In other words, of the K24 million car loans, K12 million is a freebie and MPs are only deducted the other half over the five-year period.
And of the interest rate—currently hovering above 45 percent—legislators only pay 10 percent of that with the remaining 90 percent being shouldered by taxpayers, who have to struggle on their own to pay the exorbitant interest rates if they have to get a personal loan from the bank.
I am not sure about the mathematics of the GPF facility, but I know that it too is heavily subsidised.
Thus, when Mangani told MPs that they will have to forego GPF, the legislators subtly sent him a message to his boss—Finance, Economic Planning and Development Minister Goodall Gondwe—that they; like the pirates off the coast of Somalia, will attack the budget and hold it for ransom so that its owners, the taxpayer, give them GPF.
To compromise, Gondwe tried to reason that parliamentarians could get the loans guaranteed by government, but would have to pay interest rates at market rates on their own.
No, bellowed MPs—it had to be a full package of subsidies or the budget would not meet President Peter Mutharika’s assenting pen.
Gondwe buckled and granted them their wish that increased the domestic debt stock by around K1 billion and widened the budget deficit by millions in loan subsidies.
No one says these MPs are not entitled to these loans, but given how voters are suffering out there on the back of food shortages, high cost of living, lack of drugs in public hospitals, unsafe potable water and the endless shortages of teaching and learning materials, moral conscious should have compelled the legislators to pause and spare a thought for those folks.
Moreover government cannot recruit more medical personal and teachers simply because there isn’t money for that.

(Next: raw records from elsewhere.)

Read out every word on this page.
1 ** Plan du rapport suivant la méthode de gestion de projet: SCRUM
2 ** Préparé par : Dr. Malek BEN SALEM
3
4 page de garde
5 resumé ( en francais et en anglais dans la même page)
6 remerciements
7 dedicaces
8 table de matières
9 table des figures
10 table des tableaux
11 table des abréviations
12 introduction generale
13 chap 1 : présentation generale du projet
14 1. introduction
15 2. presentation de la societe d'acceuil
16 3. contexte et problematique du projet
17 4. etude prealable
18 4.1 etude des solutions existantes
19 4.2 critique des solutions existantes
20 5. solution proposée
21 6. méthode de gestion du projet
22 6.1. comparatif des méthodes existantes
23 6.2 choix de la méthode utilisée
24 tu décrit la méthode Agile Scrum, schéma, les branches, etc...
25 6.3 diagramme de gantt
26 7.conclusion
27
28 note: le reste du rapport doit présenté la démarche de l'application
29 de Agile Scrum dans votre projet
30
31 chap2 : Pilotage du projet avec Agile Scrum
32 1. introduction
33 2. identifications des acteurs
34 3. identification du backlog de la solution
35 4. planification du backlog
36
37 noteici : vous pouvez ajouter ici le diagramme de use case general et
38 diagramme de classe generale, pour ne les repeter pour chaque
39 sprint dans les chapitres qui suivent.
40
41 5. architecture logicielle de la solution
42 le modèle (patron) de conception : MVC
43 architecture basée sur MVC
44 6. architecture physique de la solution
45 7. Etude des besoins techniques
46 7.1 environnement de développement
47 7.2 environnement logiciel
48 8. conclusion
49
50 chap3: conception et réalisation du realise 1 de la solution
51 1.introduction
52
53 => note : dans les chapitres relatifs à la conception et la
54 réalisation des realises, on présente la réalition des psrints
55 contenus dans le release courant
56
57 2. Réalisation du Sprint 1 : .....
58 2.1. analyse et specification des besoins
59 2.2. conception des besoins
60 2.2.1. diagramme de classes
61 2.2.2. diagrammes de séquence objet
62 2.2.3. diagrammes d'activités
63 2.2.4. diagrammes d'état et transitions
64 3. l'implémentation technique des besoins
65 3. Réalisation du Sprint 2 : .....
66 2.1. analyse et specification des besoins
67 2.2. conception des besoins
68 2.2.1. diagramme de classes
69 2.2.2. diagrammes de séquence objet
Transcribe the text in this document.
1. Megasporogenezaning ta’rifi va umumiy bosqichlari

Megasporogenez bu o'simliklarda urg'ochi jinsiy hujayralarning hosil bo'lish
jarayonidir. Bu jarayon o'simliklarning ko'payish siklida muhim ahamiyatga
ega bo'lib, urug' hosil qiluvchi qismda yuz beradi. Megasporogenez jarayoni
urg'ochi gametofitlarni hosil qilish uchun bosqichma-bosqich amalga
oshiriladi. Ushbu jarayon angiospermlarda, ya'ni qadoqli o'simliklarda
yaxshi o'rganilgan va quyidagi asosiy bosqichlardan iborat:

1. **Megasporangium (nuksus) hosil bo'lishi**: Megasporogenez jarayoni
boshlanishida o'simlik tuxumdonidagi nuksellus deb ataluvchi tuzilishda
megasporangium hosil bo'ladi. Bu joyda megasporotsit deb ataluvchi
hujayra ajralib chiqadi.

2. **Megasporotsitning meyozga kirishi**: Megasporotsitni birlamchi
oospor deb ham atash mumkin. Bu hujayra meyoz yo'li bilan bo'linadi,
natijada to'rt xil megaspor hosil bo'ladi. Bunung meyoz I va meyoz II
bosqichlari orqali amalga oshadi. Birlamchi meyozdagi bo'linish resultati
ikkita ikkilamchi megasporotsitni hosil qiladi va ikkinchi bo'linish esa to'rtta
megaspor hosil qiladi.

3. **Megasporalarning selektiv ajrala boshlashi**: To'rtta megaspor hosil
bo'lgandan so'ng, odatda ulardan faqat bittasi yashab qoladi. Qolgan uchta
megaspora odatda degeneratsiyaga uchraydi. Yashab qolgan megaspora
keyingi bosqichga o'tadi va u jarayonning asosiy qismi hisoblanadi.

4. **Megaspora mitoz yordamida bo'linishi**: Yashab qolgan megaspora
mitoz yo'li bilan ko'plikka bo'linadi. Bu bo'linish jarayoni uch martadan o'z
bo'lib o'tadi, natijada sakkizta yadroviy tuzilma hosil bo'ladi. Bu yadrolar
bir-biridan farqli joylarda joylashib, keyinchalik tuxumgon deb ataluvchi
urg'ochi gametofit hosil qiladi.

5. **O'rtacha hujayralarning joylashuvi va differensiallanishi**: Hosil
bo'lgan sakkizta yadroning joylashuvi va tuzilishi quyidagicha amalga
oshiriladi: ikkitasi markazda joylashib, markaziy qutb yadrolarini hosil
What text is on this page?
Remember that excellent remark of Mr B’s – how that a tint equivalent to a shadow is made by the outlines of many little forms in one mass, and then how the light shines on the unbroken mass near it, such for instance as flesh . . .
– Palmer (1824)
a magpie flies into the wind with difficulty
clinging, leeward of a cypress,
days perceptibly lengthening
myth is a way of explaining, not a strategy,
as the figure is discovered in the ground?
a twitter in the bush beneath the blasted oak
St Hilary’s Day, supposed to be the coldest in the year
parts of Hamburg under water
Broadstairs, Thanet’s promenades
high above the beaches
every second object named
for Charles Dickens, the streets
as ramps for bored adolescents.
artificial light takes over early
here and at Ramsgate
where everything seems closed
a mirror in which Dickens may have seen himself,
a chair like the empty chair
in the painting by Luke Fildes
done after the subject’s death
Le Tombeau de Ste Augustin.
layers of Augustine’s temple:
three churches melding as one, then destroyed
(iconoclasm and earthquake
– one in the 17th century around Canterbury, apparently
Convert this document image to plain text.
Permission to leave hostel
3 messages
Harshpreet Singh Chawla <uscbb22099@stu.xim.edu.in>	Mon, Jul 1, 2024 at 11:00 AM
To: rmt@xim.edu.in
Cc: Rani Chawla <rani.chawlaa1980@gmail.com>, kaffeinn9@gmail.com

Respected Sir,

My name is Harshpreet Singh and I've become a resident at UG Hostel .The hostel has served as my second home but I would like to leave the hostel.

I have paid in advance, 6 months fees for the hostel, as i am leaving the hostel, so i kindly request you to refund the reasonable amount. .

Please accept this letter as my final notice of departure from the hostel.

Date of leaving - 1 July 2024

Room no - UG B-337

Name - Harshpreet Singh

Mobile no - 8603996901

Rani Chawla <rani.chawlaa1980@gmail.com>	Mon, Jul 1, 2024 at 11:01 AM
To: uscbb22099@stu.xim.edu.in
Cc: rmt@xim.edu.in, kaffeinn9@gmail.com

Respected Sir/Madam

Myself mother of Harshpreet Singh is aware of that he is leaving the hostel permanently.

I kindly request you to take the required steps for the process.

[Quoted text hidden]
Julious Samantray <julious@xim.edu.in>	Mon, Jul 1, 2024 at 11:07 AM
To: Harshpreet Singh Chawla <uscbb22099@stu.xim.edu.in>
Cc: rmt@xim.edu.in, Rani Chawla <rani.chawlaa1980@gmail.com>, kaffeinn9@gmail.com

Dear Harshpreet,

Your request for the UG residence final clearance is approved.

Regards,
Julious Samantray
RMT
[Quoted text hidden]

There have been pay freezes across most of the public sector to try and keep the budget within the resource envelop.
But, like the pirates off the coast of Somalia who cost global trade an estimated $7 billion a year as at 2011, our MPs can’t care less about the harm they are causing to public finances and the very poor people who put them in the office they now abuse for personal aggrandisement.
Human rights campaigner Justin Dzonzi puts it in this way:
Said Dzonzi: “If the conditions of service say they are entitled to this and that, then they would be entitled to raise that issue with the employer to honour them following those conditions because they are in the conditions of service that apply to them.
“But when you put into the equation the fact that the MPs, in essence, represent the people of Malawi, the Constitution in Section 12, requires that they exercise their powers for the benefit of Malawians, then you begin to realise that they cannot insist on their conditions of service, if by insisting on them, they are not going to represent the best interests of Malawians.”
Now with Gondwe showing weakness on GPF, MPs smelled more blood and figured that they could snatch more from Capital Hill—this time, something to help them in their re-election bids as 2019 approaches. They demanded that Gondwe more than double the Constituency Development Fund (CDF) from K12 million to K25 million.
That would have pushed the CDF budget from roughly K2.3 billion in the previous financial year to around K4.8 billion for all the 193 constituencies in the new fiscal calendar.
When Gondwe said such a demand is not fiscally feasible, the pirates of the capital snatched the ship that is the national budget—holding to ransom the hopes and dreams of 16 million mostly poor Malawians—until they got their CDF hike to levels closer to their demands.
In fact, they rejected a K51 billion allocation to the National Local Government Finance Committee (NLGFC), which carries the CDF budget line and finances for community projects and service delivery nationwide.
After haggling, MPs forced out K18 million per constituency from Gondwe, bringing the bill to around K3.5 billion; thereby adding K1.2 billion to the deficit.
Of course, MPs feel embodied because they see their political colleagues in the Executive as living large in the face of a fiscal crisis—buying new luxury vehicles and enjoying huge travel budgets.
So, they ask, why should they sacrifice when those who should lead by example are free-wheeling?
My answer is simple: that is why MPs occupy their seats: to check those Executive excesses. Instead, legislators let these excesses pass as a bargaining chip for their own selfish interests.
The whole capital is full of pirates and I am glad they have left town!